An epistolary novel is a literary technique in which a novel is composed as a series of letters, although diary entries, newspaper clippings and other documents are sometimes used. The word "epistolary" comes from the word "epistles", meaning letters, although it has nothing to do with epistemology.

The form is related to the false document form, but more probably draws inspiration from the letters in the New Testament.

One of past arguments for an epistolary novel was that it was thought to add greater realism and verissimilitude to the story, chiefly because the epistolary novel mimics the workings of non-fictional works in real life. It is able to demonstrate differing points of view without recourse to the omniscient narrator, whom some novelists believed to be an unrealistic representation.

The epistolary novel was a form most popular in the 18th century in the works of such authors as Samuel Richardson, whose early novel Pamela (1740), was considered the first epistolary novel. In France, Laclos' Les Liaisons Dangereuses (1782) used the epistolary form to great dramatic effect, because the sequence of events was not always related directly or explicitly.

Even during the end of the 18th century, the epistolary form was subjected to much ridicule, resulting a number of savage burlesques, most notably in Henry Fielding's Shamela, written as a parody of Pamela, where the female narrator can be found wielding a pen and scribbling her diary entries under the most dramatic and unlikeliest of circumstances.

The epistolary novel slowly fell out of use in the 19th century. By the time Jane Austen popularized techniques of the omniscient narrator, the form has become somewhat archaic. For example, Pride and Prejudice (1811) was originally written as an epistolary novel but Austen rewrote it with a third-person omniscient narrator marking, in part, the end of the era of the epistolary novel.

Subsequently epistolary novels made some rare but memorable appearances in English literature. Bram Stoker's Dracula (1897) uses not only letters and diaries, but dictation tapes and newspaper accounts, to trace the supernatural tale. C. S. Lewis also used this form to craft his Screwtape Letters and considered writing a companion novel from an angel's point of view--though he never did so.

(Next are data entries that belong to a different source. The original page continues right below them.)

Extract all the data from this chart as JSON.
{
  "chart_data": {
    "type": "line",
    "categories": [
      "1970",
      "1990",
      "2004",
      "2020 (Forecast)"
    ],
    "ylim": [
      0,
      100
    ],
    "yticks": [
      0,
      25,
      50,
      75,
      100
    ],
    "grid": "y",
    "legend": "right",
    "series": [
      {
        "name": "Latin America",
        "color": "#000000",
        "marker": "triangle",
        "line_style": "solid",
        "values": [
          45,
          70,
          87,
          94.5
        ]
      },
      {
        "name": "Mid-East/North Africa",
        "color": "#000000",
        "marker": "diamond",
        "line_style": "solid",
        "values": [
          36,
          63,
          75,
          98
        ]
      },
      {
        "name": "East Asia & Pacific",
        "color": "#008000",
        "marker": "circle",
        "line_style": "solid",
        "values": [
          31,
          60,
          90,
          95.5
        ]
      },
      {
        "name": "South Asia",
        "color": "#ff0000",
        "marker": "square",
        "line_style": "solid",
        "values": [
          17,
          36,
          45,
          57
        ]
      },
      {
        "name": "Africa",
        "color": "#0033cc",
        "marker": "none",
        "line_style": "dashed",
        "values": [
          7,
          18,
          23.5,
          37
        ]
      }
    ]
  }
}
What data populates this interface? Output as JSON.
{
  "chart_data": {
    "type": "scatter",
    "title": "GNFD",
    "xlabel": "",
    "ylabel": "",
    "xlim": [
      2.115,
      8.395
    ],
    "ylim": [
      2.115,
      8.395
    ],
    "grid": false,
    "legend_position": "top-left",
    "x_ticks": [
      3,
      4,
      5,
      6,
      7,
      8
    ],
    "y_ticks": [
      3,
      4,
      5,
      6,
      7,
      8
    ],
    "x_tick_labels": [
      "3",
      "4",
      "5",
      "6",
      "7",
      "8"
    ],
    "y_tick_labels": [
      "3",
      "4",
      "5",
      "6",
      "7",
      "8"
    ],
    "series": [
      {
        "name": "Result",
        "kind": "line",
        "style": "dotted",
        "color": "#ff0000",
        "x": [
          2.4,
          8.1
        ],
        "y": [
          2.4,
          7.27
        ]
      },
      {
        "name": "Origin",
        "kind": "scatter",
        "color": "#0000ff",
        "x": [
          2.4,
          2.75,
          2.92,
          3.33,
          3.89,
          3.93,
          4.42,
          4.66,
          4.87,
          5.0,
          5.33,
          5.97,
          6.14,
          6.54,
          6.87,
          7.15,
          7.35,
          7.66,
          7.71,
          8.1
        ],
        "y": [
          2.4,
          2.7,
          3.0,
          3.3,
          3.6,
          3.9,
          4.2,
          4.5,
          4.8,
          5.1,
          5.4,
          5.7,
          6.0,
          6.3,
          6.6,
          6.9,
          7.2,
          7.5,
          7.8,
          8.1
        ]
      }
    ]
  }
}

In the late 20th century, Emma Bull and Steven Brust's Freedom and Necessity combined letters with diary entries, as did Alice Walker's The Color Purple.

Epistolary form has made a small number of recent appearances in contemporary literature such as Andrew Crumey's fourth novel Mr Mee and Tim Parks' Home Thoughts. Arguably, both Ella Minnow Pea and Ibid: A Life by Mark Dunn are also written as epistolary novels. The most recent mutation of the epistolary novel is the novel in e-mails, which follows the same format (example: PS He's Mine).

This technique has also been adapted to film, as in Woody Allen's 1983 picture Zelig, where he used bluescreen technology to insert himself into actual newsreels from the 1920s and 1930s.